Como el fatuo Milei, están al parecer del lado de los lobbys, con los grupos de interés. Debe de ser porque son interesados o, simplemente porque, emulando a Trump, consideran toda fiscalización de entidades privadas como una norma abusiva que contraviene el principio de autonomía de los actores de la sociedad civil, por más que tales actores pueden incurrir, como en España sucede, en prácticas irregulares y corrupción de los funcionarios públicos. El discurso en esta materia de la derecha ultramontana persiste en su modelo plutocrático de dominio de la oligarquía financiera y el tecnofeudalismo, replicando insistentemente tres aporías sin sustento ni consistencia:

1.   Toda ley es control. La mejor ley es la que no existe. Ergo, las reglas deben ser producto de los usos y costumbres. Toda una enmienda al principio de la cultura jurídica que nos convoca (dura lex, sed lex) pues, en ausencia de norma, las reglas que imperan en las relaciones del Estado y la sociedad civil organizada dependen, sistemáticamente, de los grupos y clases dominantes.

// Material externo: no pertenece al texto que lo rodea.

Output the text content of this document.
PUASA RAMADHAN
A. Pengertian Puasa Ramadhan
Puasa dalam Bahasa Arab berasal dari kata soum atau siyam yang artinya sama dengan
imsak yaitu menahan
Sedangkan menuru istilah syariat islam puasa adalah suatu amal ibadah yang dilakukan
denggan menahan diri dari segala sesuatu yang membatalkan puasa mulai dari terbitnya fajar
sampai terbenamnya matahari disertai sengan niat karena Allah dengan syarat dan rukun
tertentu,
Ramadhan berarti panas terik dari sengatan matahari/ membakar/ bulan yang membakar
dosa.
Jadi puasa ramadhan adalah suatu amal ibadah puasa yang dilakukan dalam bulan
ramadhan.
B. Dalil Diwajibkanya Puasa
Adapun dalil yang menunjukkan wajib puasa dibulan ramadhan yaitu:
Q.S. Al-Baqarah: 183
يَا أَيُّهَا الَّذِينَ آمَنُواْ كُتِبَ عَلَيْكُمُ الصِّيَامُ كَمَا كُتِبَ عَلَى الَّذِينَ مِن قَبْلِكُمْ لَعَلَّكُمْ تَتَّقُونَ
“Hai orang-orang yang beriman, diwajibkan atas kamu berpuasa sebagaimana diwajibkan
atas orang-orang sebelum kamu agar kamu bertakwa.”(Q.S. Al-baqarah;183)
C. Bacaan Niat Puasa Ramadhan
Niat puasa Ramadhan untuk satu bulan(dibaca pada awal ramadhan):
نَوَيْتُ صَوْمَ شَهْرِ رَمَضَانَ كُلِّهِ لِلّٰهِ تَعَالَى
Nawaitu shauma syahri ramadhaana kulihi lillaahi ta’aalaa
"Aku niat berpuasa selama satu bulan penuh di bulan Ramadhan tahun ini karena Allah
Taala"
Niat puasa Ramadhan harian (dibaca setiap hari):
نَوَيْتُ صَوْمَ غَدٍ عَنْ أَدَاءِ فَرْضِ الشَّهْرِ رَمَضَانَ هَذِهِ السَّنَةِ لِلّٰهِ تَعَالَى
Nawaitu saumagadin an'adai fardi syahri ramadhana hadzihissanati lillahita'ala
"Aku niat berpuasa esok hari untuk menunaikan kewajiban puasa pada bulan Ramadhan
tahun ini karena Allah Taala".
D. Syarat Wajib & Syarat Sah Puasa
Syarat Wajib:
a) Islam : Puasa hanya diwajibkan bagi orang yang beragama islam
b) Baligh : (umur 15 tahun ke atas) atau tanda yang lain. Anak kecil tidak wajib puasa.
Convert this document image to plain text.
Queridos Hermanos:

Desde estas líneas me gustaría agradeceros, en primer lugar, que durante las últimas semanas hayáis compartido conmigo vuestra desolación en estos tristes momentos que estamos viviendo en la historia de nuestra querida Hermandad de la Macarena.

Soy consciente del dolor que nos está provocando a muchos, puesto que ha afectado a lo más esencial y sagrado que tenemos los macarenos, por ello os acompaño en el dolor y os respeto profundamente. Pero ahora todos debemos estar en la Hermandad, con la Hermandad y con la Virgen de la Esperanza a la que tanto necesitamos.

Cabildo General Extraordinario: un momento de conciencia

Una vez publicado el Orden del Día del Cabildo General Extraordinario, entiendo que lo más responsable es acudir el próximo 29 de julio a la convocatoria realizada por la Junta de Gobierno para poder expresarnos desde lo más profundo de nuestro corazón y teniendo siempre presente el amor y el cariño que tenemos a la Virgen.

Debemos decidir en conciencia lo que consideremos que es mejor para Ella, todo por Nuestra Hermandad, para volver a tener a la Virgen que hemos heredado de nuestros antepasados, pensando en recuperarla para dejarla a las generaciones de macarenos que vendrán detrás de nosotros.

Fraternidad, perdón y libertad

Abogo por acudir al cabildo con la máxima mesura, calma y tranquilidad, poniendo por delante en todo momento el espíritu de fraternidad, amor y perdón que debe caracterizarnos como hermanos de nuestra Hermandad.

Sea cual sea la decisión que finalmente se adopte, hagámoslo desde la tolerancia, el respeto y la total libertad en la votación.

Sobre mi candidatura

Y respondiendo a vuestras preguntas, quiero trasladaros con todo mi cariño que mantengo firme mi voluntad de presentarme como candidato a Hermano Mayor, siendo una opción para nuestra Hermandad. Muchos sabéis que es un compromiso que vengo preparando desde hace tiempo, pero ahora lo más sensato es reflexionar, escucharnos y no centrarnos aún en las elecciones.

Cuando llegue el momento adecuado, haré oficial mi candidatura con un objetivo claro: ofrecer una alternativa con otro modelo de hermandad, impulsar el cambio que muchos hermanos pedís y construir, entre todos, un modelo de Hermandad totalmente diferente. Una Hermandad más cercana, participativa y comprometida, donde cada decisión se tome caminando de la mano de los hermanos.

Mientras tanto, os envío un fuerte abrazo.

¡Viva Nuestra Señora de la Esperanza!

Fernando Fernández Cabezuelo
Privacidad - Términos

2.   La soberanía es única, indivisible y uniforme. Los representantes de la derecha ultramontana en España no entienden, ni asumen, en pleno siglo XXI, que la composición del Estado es, ha sido y seguirá siendo plurinacional. Ya hay, de hecho, registros autonómicos que abordan el reto de la transparencia y control de los grupos de interés, y es necesario, como corresponde a un modelo federal, una regulación estatal que garantice coordinación interterritorial y cooperación entre la Administración central y las comunidades.

3.   La eficiencia del Estado pasa por reducir su composición. Para los portavoces de Silicon Valley, todo problema o cuestión social se resuelve con la motosierra o siguiendo el patrón de conducta del presidente Bukele. El derecho, la ley, el desarrollo reglamentario, es una cuestión menor, al parecer, para la modernización de la Administración pública cuando se trata de acometer el objetivo de la debida democratización de la acción política del Estado. De hecho, donde gobiernan han suprimido organismos decisivos para la supervisión de la función pública contra la corrupción, valedores como son del principio de que el interés general es especial y sus intereses especiales, el bien común, confundiendo, por sistema, lo público y lo privado.

Pero la realidad demuestra que el sustento iletrado de tales aporías invalida el discurso de cuanto peor (o menos regulación), mejor para la sociedad civil. La mediación social en democracia exige en nuestro tiempo reforzar las libertades públicas profundizando el desarrollo normativo en línea con el Plan de Acción Democrática Europea. En otras palabras: mejorar la transparencia en la gobernanza, desarrollar mecanismos de rendición de cuentas y fomentar la participación de la ciudadanía. Esta es la esencia del estado social y de derecho. En estos delicados momentos, la disyuntiva en el seno de la UE es si avanzamos en esta dirección –protegiendo las libertades públicas, la igualdad y la justicia social– o si se impone el dominio de los falsos patriotas, impostores del orden que atacan la justicia social y al propio Estado, restringiendo por la puerta de atrás derechos fundamentales, so pretexto de la salvaguardia de la seguridad nacional.

Contra los señores de la guerra, contra la OTAN y el muro de Wall Street, contra el modelo de rearme autoritario y excluyente de las derechas ultramontanas, sabemos, la historia así lo demuestra, que el buen gobierno y la calidad democrática se fortalecen con una relación fluida y clara entre Estado y sociedad civil, entre políticas públicas abiertas al escrutinio ciudadano y el buen gobierno. Permitir o propiciar una mayor y mejor fiscalización de la actividad pública contribuye, en fin, a la necesaria regeneración democrática, promueve la eficacia del Estado y, además, trae consigo un aumento del índice de la calidad de sus democracias.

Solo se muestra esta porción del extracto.